What happens when an artist makes a translation to a large format in his work? Marnix Sixma enters into the experiment in The Wall #2, the second edition of the project The Wall. Until April 15, he will be working on an artwork of almost 200m2.

You can follow the development of his work at Kunstpunt, visit us from Wednesday to Saturday between 12 and 5 pm.

THE WALL: CHANCE TO EXPERIMENT

It is not often that artists have the opportunity to experiment on a large scale. Still, working in public space, such as art on facades, squares and in parking garages, requires some practice. That is why Kunstpunt Groningen has created the project The Wall. On an inner wall in Kunstpunt with a surface area of ​​almost 200 m2, artists have the unique opportunity to get to work freely. Project leader Sander Vermeulen: “The project aims to help the artist take a step into a new way of working in which size and scale reach further than he or she has previously explored.”

With The Wall, Kunstpunt offers a prelude to commissioned work in the public space and thus responds to artists’ demand for space for research and experimentation. In the first edition of The Wall, the Greek artist Christos Mavrodis made a beautiful charcoal drawing on the wall.

 

Marnix Sima talks about The Wall

When asked why he signed up for the project, Marnix responds: “When I heard about The Wall, I saw an excellent opportunity to explore a new space, while I could also further develop my own work by working on a larger scale. format to work. I saw the possibility of a new encounter between a space and my work; a conversation about transience and change.”
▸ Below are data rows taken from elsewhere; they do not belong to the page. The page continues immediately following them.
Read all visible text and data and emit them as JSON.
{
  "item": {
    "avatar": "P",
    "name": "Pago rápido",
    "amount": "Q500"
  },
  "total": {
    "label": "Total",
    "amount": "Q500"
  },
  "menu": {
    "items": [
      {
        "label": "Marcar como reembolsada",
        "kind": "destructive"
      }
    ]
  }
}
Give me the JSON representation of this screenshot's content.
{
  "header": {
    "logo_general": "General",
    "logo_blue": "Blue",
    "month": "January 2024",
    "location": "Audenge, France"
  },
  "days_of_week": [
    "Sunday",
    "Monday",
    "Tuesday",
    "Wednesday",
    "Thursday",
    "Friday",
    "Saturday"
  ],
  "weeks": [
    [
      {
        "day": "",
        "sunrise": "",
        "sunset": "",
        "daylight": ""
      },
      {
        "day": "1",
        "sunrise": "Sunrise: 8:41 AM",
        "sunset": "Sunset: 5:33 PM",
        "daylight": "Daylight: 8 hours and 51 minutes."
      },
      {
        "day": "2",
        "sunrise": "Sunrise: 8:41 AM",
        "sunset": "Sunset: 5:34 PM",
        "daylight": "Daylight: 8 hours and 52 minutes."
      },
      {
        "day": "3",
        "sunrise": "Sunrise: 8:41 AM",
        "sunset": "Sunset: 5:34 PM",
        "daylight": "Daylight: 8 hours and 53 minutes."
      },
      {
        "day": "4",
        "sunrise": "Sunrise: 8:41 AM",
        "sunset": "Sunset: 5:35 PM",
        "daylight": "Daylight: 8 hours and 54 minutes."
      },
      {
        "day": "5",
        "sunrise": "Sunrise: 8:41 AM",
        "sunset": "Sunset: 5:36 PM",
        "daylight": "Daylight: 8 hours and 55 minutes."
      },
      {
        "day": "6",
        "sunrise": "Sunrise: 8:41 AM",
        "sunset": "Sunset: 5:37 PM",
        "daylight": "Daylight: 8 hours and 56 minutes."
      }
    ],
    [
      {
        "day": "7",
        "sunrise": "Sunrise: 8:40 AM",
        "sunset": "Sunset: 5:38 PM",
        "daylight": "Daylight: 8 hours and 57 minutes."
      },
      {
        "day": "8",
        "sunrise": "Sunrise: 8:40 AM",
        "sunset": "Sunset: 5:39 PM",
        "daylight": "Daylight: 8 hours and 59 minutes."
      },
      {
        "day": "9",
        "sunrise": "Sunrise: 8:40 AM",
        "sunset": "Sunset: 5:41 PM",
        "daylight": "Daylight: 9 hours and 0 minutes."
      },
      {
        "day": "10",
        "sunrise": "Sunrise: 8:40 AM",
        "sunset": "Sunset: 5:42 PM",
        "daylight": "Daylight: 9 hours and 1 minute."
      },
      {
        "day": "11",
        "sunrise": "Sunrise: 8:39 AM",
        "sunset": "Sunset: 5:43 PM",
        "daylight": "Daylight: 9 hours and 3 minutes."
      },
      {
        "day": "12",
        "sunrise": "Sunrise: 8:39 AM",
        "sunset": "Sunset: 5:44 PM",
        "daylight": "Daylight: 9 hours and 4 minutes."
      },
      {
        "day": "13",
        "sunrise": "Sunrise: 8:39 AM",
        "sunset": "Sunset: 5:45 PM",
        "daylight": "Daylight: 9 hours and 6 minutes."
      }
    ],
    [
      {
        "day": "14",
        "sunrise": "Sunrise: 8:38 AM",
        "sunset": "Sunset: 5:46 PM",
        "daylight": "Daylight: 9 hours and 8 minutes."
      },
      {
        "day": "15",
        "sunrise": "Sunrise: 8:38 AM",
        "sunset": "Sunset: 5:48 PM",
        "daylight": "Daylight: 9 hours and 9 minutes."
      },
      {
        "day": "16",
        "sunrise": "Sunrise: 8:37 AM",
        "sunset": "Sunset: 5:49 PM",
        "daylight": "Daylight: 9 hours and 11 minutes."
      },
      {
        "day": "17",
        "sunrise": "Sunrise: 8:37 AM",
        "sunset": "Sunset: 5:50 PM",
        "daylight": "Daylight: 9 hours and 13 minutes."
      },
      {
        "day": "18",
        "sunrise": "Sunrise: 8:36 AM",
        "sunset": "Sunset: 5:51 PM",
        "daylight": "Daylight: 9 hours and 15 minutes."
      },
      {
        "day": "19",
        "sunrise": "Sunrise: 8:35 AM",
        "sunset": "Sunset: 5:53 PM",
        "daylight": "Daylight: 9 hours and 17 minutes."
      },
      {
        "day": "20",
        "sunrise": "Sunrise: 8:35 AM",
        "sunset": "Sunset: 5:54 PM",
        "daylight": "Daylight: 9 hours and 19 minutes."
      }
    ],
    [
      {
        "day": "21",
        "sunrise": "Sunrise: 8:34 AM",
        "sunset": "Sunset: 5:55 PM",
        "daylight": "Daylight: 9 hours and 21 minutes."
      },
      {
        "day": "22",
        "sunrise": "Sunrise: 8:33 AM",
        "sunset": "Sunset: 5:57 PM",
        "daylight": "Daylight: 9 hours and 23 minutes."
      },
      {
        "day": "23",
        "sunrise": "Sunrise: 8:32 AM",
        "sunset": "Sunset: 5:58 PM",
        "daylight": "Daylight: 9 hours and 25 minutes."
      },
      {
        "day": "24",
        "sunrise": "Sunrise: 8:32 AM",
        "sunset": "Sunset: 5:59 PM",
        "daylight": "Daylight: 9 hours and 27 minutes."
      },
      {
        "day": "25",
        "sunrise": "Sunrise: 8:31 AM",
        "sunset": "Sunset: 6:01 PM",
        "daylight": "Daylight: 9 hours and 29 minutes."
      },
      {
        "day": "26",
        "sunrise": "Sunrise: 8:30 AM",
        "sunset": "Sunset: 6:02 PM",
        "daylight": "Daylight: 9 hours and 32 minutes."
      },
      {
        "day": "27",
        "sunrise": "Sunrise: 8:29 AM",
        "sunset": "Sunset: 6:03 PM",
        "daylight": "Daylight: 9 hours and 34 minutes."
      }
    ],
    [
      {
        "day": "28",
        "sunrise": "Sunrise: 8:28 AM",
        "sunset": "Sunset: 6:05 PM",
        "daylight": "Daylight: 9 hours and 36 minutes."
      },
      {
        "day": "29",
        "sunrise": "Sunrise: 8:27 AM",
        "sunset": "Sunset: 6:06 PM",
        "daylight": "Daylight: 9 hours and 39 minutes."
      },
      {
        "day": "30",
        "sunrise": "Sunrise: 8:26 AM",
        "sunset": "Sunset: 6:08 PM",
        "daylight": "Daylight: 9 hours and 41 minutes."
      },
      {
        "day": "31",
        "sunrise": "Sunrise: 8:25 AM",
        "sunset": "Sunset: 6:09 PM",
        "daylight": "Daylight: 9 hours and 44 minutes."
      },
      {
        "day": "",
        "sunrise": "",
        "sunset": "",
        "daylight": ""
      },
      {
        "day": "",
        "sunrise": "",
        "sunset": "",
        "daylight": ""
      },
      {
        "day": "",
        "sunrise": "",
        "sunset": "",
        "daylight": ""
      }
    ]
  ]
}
Read the entire interview with Marnix here.

 

ABOUT MARNIX SIXMA

Visual artist Marnix Sixma (1991) completed his bachelor’s degree in Fine Art at Academy Minerva in 2019 and has since exhibited in Het Resort and Galerie Block C, among others. The theme of ‘change’ intrigues him, and the way in which you can make this phenomenon visible in the special. Marnix: “I see the large wall and floor of Kunstpunt as an invitation to depict the process of change. Change takes time. I want to approach this in a symbolic and poetic way by making it spatially visible on a surface.”